IXScripps going slowly to work in the pump-factory in the mornings. Mrs. Scripps looking out of the window and watching him go up the street. Not much time for reading The Guardian now. Not much time for reading about English politics. Not much time for worrying about the cabinet crises over there in France. The French were a strange people. Joan of Arc. Eva le Gallienne. Clemenceau. Georges Carpentier. Sacha Guitry. Yvonne Printemps. Grock. Les Fratellinis. Gilbert Seldes. The Dial. The Dial Prize. Marianne Moore. E. E. Cummings. The Enormous Room. Vanity Fair. Frank Crowninshield. What was it all about?
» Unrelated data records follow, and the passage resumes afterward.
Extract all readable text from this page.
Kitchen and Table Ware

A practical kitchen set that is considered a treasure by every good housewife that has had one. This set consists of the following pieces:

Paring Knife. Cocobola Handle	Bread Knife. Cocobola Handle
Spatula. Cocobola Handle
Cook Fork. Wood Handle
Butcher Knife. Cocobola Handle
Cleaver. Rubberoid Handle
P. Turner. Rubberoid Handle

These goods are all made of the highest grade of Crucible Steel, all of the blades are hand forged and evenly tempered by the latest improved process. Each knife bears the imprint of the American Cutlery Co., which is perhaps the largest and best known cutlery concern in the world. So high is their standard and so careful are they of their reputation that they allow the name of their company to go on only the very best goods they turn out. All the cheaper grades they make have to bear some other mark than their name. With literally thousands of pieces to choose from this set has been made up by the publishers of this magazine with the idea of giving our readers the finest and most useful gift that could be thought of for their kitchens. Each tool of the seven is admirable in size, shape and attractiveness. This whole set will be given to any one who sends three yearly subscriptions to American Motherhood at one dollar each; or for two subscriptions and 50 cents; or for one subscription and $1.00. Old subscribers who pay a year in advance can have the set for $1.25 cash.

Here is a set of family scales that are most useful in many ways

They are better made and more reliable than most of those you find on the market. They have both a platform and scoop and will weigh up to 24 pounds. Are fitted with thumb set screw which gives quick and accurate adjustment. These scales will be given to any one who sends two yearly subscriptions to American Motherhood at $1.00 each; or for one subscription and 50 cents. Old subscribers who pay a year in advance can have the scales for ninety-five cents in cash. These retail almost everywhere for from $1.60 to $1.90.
Where was it taking her?
She had a man now. A man of her own. For her own. Could she keep him? Could she hold him for her own? She wondered.
Mrs. Scripps, formerly an elderly waitress, now the wife of Scripps O’Neil, with a good job in the pump-factory. Diana Scripps. Diana was her own name. It had been her mother’s, too. Diana Scripps looking into the mirror and wondering could she hold him. It was getting to be a question. Why had he ever met Mandy? Would she have the courage to break off going to the restaurant with Scripps to eat? She couldn’t do that. He would go alone. She knew that. It was no use trying to pull wool over her own eyes. He would go alone and he would talk with Mandy. Diana looked into the mirror. Could she hold him? Could she hold him? That thought never left her now.
Every night at the restaurant, she couldn’t call it a beanery now—that made a lump come in her throat and made her throat feel hard and choky. Every night at the restaurant now Scripps and Mandy talked together. The girl was trying to take him away. Him, her Scripps. Trying to take him away. Take him away. Could she, Diana, hold him?